Walking from room to room and looking at the mountains of "stuff" accumulated through 24 years of a life together - thinking of all that has to be accomplished to divide into what we want to keep, what is to be sold, what is to be donated, and what is to be purged is overwhelming. Yesterday, I did a pile of DH's papers that he had tossed behind his chair. That's it. A pile. We moved to our current house eight years ago and had done what I thought was a huge purge prior to showing the old house. We are either massive pack rats or we didn't get rid of as much as I thought we did back then.

The kids were on the cusp of discovering electronics when we moved, but did not want to part with their toys, so we boxed them up and brought them. This house has a swimming pool, so the toys were never unpacked that first summer. By the fall, electronics; laptops, video games, handheld video games...that became all they were interested in, so toys were never unpacked and played with again. I have an instinct to just toss it all unseen, but can't allow myself to do that. There might be something special from DH to the kids in one of those boxes. There is a whole storage room downstairs with boxes to go through, cedar closets, decisions to make - what really am I going to keep? Don't think I need the good china anymore, I don't really see dinner parties in my future, BUT, will the kids want it? I do want my wine glasses ;)
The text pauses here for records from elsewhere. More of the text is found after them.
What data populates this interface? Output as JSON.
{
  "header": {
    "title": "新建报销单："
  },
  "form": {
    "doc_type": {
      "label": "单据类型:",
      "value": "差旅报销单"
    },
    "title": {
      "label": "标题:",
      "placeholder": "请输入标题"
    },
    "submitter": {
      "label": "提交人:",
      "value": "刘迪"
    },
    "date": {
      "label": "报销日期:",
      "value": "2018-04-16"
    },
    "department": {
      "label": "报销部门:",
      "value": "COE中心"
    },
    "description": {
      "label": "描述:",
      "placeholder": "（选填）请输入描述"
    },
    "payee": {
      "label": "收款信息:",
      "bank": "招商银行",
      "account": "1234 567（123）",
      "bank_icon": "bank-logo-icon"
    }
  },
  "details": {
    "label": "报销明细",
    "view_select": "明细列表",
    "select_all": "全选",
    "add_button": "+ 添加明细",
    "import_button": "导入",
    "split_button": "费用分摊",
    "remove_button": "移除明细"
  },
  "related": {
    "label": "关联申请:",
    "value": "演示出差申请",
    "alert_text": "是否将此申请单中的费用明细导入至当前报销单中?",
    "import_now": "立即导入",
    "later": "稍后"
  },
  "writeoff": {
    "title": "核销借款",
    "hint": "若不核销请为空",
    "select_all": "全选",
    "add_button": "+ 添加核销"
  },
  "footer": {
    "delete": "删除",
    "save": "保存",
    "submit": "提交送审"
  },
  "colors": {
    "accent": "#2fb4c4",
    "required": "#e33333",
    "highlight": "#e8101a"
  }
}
I think for now, I'm going to assign myself an hour a day to go through something; a box, a pile, his dresser. I think, among the many lessons of the past couple of months, one of the biggest for me is don't accumulate stuff. Stuff is just what everyone has to deal with when you're gone. Our case is a little more extreme in that I'm not only dealing with DH's stuff, but all of our things as we won't be keeping the house, so it's more like losing the last remaining parent in that regard and having to deal with their whole house. I remember helping my mom do that with my grandmother's house 13 years ago. It took months. Close to a year's worth of months.

I'm breaking down at weird random things now. Mostly I'm doing ok, but then I'll catch sight of something he wrote down, or yesterday, tripped over his shoes. Then I'm not ok.
 
I continue to admire your strength. I started crying with your last update because I know those random thing would break me too.

I am so sorry and continuing to pray for you and your family.